Injury to the Cervical Spine

The majority of spine injuries occur at the level of the cervical spine, the most mobile portion of the vertebral column. Motor vehicle accidents account for most of these injuries. Fractures and fracture-dislocations are the most common injury patterns, although subluxations and injuries without radiographic abnormalities (SCIWORA), although altogether uncommon, occur more frequently in younger patients [13]. About 60% of patients who have sustained cervical spine trauma have suffered an injury to another organ system which can exacerbate the effects of secondary injury to the spinal cord, such as hypoxia or hypotension.

It is estimated that 15% of patients with trauma to the spine sustain a neurological injury. With the cervical spine being the most commonly affected segment, it is estimated that 40-60% of all trauma to the cervical spine will result in some kind of neurological morbidity and/or mortality. As an example, studies have shown that the mortality, in the field, for patients with occiput-C3 lesions is approximately 25-40%. This is probably due to respiratory compromise secondary to high spinal cord injury.

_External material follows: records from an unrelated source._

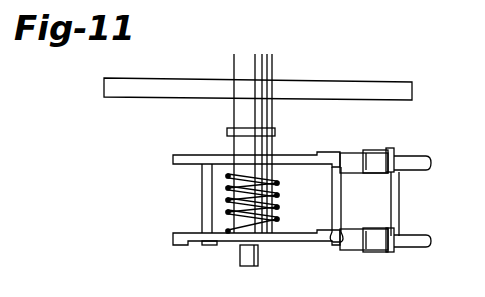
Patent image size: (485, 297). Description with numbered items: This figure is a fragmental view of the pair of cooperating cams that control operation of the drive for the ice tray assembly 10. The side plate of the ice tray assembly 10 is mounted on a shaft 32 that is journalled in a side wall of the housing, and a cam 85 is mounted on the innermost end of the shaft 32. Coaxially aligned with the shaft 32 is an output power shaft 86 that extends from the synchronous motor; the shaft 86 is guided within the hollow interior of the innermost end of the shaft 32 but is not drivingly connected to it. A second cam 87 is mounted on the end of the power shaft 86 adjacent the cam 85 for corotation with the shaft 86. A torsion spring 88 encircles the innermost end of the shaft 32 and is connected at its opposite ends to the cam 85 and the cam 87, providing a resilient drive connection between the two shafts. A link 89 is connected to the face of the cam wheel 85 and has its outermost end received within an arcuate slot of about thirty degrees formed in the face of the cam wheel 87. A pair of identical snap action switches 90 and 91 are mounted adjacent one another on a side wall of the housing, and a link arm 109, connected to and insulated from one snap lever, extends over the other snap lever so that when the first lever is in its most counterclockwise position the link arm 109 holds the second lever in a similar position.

The ice tray assembly 10 is at (391, 69).
The shaft 32 is at (265, 117).
The cam 85 is at (196, 163).
The output power shaft 86 is at (240, 260).
The cam 87 is at (184, 242).
The torsion spring 88 is at (278, 195).
The link 89 is at (202, 208).
The snap action switch 90 is at (400, 139).
The snap action switch 91 is at (373, 257).
The link arm 109 is at (340, 198).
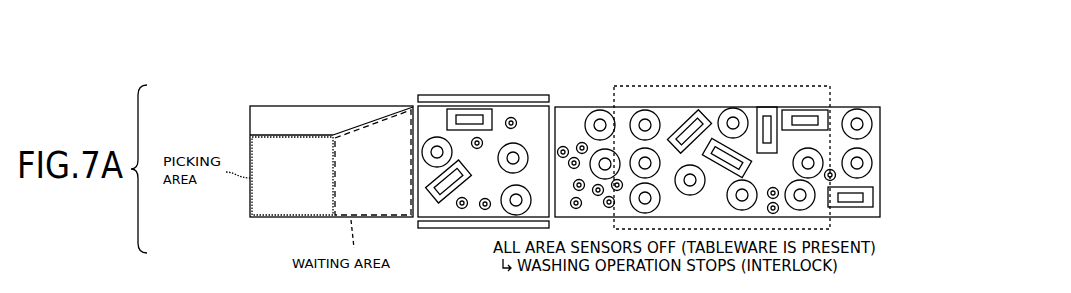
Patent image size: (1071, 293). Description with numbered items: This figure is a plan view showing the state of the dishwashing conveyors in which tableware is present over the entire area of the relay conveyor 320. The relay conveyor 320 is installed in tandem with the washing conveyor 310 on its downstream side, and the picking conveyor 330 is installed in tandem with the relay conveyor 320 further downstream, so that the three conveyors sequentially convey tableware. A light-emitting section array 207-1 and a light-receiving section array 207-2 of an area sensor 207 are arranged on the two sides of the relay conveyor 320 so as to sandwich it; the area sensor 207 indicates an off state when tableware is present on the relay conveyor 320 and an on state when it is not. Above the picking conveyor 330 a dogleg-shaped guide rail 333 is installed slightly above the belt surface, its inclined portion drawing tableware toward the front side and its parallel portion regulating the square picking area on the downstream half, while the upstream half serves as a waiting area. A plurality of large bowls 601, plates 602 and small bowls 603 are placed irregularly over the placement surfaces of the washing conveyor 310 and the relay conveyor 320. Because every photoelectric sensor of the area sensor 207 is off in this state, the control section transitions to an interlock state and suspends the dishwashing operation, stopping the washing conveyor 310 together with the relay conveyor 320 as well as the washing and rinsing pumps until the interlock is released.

The picking conveyor 330 is at (250, 120).
The guide rail 333 is at (353, 132).
The area sensor 207 is at (454, 92).
The light-emitting section array 207-1 is at (515, 93).
The light-receiving section array 207-2 is at (452, 230).
The relay conveyor 320 is at (556, 105).
The washing conveyor 310 is at (591, 106).
The large bowl 601 is at (657, 110).
The plate 602 is at (700, 120).
The small bowl 603 is at (840, 182).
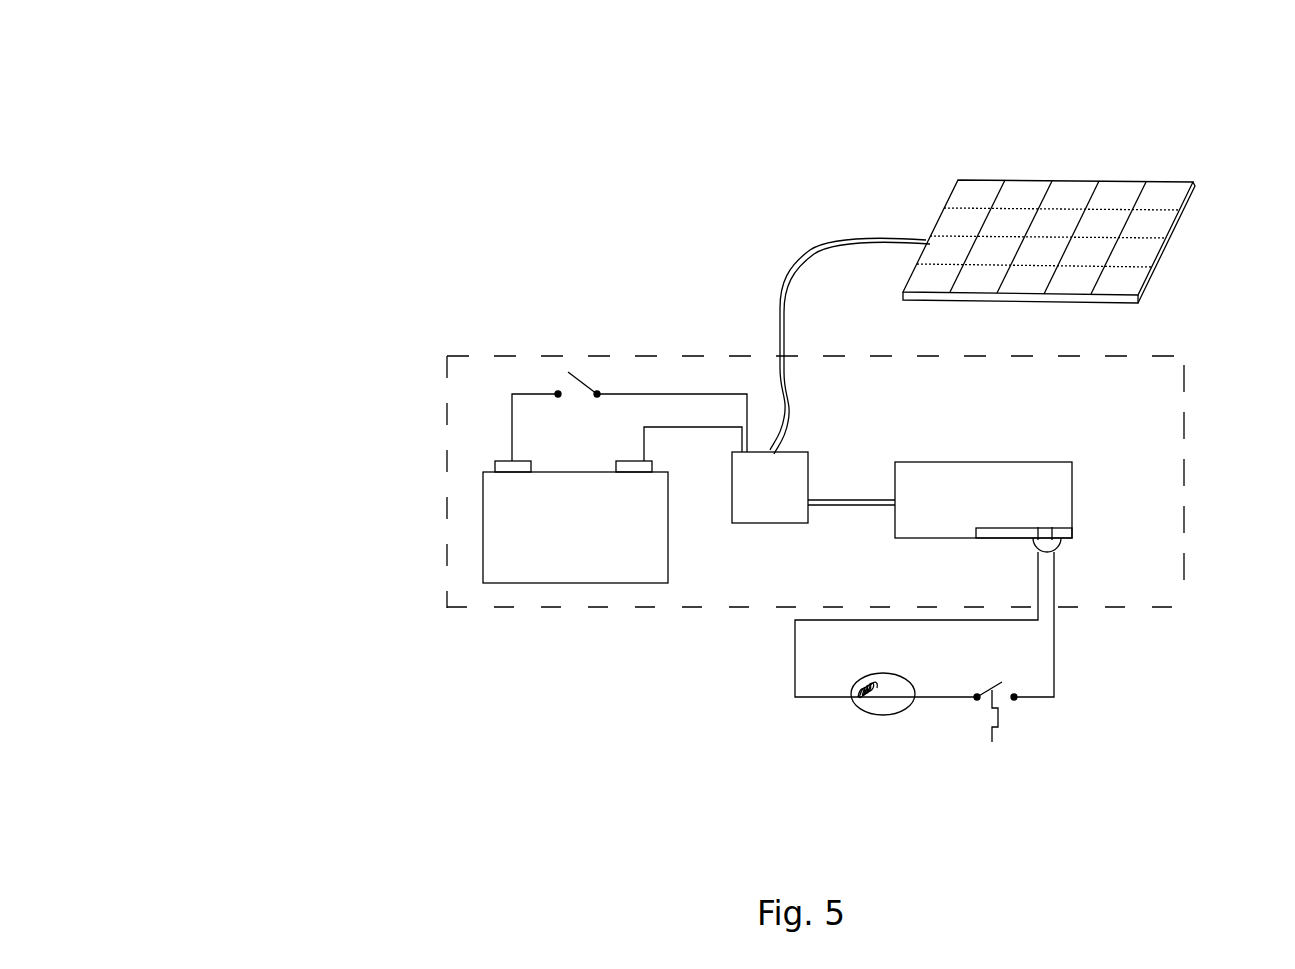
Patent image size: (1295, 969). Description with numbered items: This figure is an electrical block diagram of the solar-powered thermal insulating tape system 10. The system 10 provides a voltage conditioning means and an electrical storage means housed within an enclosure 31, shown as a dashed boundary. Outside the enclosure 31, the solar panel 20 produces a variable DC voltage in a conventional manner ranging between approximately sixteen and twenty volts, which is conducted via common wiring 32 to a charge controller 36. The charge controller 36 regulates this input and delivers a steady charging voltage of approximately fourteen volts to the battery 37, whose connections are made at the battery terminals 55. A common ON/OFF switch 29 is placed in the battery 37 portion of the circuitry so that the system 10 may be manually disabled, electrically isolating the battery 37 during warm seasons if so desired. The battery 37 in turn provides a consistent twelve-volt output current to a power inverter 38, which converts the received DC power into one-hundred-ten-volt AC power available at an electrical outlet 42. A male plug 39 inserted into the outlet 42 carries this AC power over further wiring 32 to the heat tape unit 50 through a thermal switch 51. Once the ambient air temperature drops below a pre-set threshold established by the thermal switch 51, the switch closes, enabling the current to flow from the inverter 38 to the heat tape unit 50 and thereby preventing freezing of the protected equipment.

After clinical and radiographic assessment has been completed, unstable or displaced injuries should be promptly treated with cervical traction by applying Gardner-Wells (GW) skull tongs. The ready availability of MRI-compatible tongs of different sizes in emergency departments and ICUs cannot be overemphasized.

Application of these tongs requires a local anesthetic and skin preparation. The pins are applied 1 cm cephalad to the pinna in line with the external auditory meatus, after careful cleansing of the skin in the area and infiltration of a local anesthetic. The pins are tightened until the spring-loaded pin protrudes 1 mm. This indicates a 30-lb compressive force against the skull. The pins are rechecked and, if necessary, re-tightened only once more, at 24 hours.

Closed reduction can then continue with the patient supine on a stretcher, with caudal traction on both upper extremities. This can be accomplished with a combination of straps and/or surgical tape attached to the shoulders. The use of intravenous analgesics, muscle relaxants and oxygen by nasal cannula is invaluable in accomplishing reduction in responsive patients. The use of portable monitors to assess heart rate, blood pressure and oxygen saturation is helpful when titrating sedatives and muscle relaxants to the desired effect. It is important to keep the patient comfortable but awake enough to co-operate with serial neurological evaluations.

The amount of weight applied at first is always small, to avoid overdistraction. Depending on the level of the injury and the amount of suspected ligamentous damage, to start with 5 lb per vertebral level above the injury is the standard in our institution. Five-pound increments are added until approximately two-thirds of the patient's body weight or about 100 lbs are reached. If these attempts are unsuccessful, open reduction can be indicated.

Cervical traction is associated with complications, such as pin dislodgement, site infections and skull penetration. Contraindications to this procedure include purely distractive injuries, skull fractures and unstable upper cervical spine injuries. In patients with distractive injuries, gentle compression after positioning of a halo ring or the placement of sandbags to secure the head and placing the patient in the Trendelenburg position might provide temporary relief.